Antonio se cuartea, un sudor helado
se desliza desde su frente. Le tiemblan las piernas, tiene el pulso fuera
de control.
Guarecido, trata de cerciorarse que
hablan de él, camina hasta los baños. Tiene el rostro petrificado por el frío,
hace un nuevo esfuerzo por orinar. Se agazapa nuevamente hasta ganar el
pasadizo. Levanta una ruma de ropa de un balde, se viste a la mala y da unas
zancadas por el pampón antes de cruzar la pista.
- Vamos, apúrate -grita una enfermera
cómplice, desde el pórtico, antes de atravesar el pasillo y abordar la calle-
ella sigue al paciente con los pasos entrecortados. Antonio apura el paso.

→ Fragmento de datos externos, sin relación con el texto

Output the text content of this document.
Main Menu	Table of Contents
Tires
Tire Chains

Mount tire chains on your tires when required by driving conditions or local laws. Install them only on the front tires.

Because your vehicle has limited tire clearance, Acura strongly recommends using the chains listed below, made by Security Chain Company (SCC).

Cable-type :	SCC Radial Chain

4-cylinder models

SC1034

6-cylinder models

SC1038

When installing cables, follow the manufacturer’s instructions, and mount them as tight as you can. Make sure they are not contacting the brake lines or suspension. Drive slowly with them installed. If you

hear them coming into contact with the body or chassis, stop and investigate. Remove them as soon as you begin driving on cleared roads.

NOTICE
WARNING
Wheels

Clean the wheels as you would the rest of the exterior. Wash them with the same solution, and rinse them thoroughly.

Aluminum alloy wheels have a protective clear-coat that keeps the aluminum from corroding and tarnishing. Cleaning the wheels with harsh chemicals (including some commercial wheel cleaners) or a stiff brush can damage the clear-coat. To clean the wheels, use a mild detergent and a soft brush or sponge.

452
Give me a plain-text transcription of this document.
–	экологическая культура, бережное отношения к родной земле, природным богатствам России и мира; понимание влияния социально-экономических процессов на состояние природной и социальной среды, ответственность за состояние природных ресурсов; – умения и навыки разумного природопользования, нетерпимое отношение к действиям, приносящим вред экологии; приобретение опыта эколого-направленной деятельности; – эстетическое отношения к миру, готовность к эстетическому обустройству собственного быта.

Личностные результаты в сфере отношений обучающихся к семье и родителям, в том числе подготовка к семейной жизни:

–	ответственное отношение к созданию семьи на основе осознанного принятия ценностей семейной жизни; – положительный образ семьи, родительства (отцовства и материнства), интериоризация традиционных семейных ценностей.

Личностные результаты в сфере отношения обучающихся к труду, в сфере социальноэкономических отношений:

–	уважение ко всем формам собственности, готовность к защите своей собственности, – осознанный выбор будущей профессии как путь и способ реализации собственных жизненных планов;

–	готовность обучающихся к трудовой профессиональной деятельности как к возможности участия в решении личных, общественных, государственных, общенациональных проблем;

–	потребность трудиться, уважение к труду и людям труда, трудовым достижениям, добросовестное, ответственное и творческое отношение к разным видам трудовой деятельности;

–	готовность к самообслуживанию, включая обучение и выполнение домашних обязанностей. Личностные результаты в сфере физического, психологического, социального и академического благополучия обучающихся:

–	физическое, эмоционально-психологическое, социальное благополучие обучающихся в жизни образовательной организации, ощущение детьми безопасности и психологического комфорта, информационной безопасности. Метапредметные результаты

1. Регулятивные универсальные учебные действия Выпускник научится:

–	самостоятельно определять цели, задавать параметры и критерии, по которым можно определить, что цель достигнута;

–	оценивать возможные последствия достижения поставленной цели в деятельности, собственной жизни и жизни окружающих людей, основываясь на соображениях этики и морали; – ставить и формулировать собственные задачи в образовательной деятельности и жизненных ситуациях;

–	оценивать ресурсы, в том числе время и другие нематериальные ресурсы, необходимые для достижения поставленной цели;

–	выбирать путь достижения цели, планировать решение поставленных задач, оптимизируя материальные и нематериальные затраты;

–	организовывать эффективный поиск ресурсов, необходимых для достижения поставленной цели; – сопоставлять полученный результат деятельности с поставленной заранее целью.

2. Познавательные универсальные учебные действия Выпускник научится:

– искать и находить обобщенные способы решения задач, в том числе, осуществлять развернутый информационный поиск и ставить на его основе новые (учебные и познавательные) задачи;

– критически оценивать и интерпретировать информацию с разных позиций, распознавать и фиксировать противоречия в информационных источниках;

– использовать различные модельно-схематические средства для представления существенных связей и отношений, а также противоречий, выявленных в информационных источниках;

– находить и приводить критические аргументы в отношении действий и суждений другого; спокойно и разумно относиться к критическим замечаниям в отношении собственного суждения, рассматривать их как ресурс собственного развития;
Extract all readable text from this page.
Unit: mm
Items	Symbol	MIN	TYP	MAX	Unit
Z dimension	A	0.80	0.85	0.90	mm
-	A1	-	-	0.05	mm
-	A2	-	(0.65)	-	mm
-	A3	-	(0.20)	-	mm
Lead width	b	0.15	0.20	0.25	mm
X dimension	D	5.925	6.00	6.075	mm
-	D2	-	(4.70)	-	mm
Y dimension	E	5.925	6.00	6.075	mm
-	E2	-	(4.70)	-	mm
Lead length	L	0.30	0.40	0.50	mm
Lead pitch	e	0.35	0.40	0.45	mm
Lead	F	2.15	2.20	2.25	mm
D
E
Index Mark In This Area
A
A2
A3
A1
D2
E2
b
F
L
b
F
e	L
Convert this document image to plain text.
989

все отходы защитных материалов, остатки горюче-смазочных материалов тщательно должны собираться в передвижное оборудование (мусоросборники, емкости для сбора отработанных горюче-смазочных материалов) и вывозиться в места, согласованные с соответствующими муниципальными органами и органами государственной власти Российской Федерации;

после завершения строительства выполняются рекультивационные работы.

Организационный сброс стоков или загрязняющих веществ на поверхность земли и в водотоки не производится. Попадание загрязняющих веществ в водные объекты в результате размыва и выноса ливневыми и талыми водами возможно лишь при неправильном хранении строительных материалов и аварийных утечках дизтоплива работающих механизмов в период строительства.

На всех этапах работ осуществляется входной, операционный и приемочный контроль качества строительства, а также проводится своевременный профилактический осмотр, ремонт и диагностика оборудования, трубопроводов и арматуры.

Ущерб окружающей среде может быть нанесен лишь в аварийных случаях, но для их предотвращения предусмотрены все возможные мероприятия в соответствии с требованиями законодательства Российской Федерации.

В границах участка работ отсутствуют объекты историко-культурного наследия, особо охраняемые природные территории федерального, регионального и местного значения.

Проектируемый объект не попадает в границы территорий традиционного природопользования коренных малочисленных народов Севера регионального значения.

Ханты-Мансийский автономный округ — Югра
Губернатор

Antes de descender por la calle de
Los Sauces, el hombre echa un vistazo al viejo hospital. Un ventanal gris en el
frontis verde le da una cálida majestuosidad.
Tres años después, Antonio, el del
corazón ancho, habría de recordar aquellos días, mientras el cadáver de Perales
ensaya el último mohín desde su ataúd. "Era un gran sujeto el doc".